President Donald Trump’s administration is considering a plan to cut the allowable leverage ratio —  the proportion of a company’s debt to its equity, assets or earnings — for community banks to 8%, down a percentage point from current levels, Bloomberg reported.

The proposal is part of a broader effort to cut banking regulations at the White House in a move to boost lending volume. Banks with up to $10B in assets can either use the leverage ratio cap or standards related to risk-based measures in their portfolios to stay in compliance with regulators. 

Small- and medium-sized banks have been lobbying for years to loosen the community bank leverage ratio, or CBLR. The institutions, and their larger siblings, largely retreated from commercial real estate debt in 2023, blaming the tight lending standards and other regulations put in place after the Global Financial Crisis.

Other capital sources — especially private equity funds — stepped in to fill the gap, but debt cost and availability have held back construction starts across practically every real estate sector in the postpandemic era, even before a trade war added further volatility to development pricing.

Some critics of the program, including Federal Reserve Vice Chair for Supervision Michelle Bowman, have said the CBLR is too restrictive to realize its full potential. Of the 4,022 community banks across the country, 1,662 lenders have opted to use the standard instead of the internal portfolio-based limits, Bowman said in an August speech at a conference in Colorado.

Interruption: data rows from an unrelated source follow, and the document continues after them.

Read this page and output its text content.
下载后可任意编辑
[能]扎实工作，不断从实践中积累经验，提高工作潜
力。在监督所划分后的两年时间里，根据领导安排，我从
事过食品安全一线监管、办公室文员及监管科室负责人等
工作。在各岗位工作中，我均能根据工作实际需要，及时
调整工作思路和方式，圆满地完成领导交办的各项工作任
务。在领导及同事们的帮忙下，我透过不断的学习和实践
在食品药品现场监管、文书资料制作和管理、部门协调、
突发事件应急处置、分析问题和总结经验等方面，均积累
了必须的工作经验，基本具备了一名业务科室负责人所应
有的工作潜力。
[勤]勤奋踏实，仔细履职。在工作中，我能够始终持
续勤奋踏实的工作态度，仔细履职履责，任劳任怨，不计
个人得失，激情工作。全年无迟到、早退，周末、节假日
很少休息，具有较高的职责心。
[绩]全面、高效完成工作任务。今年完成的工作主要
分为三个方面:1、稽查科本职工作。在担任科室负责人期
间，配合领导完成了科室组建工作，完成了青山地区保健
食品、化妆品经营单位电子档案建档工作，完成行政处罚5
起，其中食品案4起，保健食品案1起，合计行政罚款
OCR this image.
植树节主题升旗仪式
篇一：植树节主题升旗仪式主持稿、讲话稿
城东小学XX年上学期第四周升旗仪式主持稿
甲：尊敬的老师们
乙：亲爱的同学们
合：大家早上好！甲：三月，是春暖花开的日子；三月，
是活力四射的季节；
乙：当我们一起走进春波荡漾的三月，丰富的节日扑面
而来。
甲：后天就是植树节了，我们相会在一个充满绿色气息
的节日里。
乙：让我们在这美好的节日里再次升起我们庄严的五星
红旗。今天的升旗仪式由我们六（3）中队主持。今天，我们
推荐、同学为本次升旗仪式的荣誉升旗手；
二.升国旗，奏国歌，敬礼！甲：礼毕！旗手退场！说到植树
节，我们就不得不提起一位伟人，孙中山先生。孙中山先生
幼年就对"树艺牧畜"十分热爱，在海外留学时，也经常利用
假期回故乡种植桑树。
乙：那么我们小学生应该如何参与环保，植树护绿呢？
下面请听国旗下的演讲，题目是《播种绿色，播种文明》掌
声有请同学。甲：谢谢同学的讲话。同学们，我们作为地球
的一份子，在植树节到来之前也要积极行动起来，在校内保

“In my view, it is time to consider modifications to the CBLR framework that make it a more attractive framework and will encourage more banks to adopt it,” she said. 

The proposal to lower the leverage cap would be subject to public comment and is expected to be jointly proposed by the Fed, the Federal Deposit Insurance Corp. and the Office of the Comptroller of the Currency, anonymous sources told Bloomberg. 

The Trump administration was elected on a platform that included wholesale deregulation. Since arriving at the White House, it has moved to loosen restrictions on everything from energy production to showerheads.  

Large lenders are also expecting regulatory walls to come down, and their own leverage ratio to be potentially relaxed, as part of the White House’s ongoing overhaul of banking regulations. 

"You're going to see here the most aggressive streamlining or easing of bank regulations that we've seen certainly since Dodd-Frank and probably sometime before that," Ian Katz, managing director at Capital Alpha Partners, told Reuters earlier this month.